Der Schock in der Belegschaft und der Bevölkerung saß tief, als im Sommer 2020 bekannt wurde, dass der rentable und fast seit 100 Jahren bestehende Produktionsstandort Aachen mit 1.800 Beschäftigten zum 31.12.2021 geschlossen wird. Gewerkschaft und Betriebsrat verhandeln mit der Konzernleitung, wie es weitergehen soll. Die Beschäftigten sind weiterhin in Sorge um ihre Arbeitsplätze. Viele von ihnen haben Zukunftsängste.
„Du sollst einen notleidenden und armen Tagelöhner unter deinen Brüdern oder unter den Fremden, die in deinem Land innerhalb deiner Stadtbereiche wohnen, nicht ausbeuten.“ (Dtn 24,14)
Die Pandemie hat die seit Jahrzehnten stattfindende Erosion der Arbeitswelt für uns alle sichtbar gemacht. Die Krise trifft mit Wucht auf entsicherte Arbeitsmärkte und verschärft die gesellschaftliche Spaltung. Die Debatte über systemrelevante Berufe hat z. B. die Diskrepanz zwischen gesellschaftlicher Unverzichtbarkeit und tatsächlicher Entlohnung sichtbar gemacht. Der kollektiven Dankbarkeit sind aber bisher keine Maßnahmen gefolgt.
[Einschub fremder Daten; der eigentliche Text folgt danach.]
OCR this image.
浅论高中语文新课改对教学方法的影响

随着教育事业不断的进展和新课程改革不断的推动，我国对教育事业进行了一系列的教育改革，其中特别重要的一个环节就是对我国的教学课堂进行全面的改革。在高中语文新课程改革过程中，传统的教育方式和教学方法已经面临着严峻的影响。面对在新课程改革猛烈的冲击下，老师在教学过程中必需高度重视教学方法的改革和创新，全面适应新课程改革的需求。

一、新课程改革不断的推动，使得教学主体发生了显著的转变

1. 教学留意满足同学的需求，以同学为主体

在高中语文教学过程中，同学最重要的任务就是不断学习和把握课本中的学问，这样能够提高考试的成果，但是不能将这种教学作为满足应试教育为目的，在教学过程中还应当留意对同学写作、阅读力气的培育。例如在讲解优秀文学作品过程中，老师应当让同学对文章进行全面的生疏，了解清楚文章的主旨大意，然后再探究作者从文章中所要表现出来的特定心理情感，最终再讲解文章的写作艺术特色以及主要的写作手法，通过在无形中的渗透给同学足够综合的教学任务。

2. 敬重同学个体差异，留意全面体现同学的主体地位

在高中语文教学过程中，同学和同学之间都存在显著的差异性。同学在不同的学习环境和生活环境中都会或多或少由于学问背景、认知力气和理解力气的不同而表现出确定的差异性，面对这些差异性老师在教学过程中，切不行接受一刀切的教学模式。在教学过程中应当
Mit der Aktion „Kreuze der Arbeit“ wollen wir prekäre Lebenslagen von Beschäftigten öffentlich machen und uns dafür einsetzen, die Pandemie auch als Chance zum Wandel zu verstehen. Sie zeigt uns einerseits erschreckende Realitäten in der Arbeitswelt, die Perspektivlosigkeit arbeitsloser Menschen und wachsende Armut. Andererseits zeigt sie aber auch, dass immer mehr Menschen erkannt haben, dass gute Arbeit für alle Menschen weltweit „Not wendend“ wäre.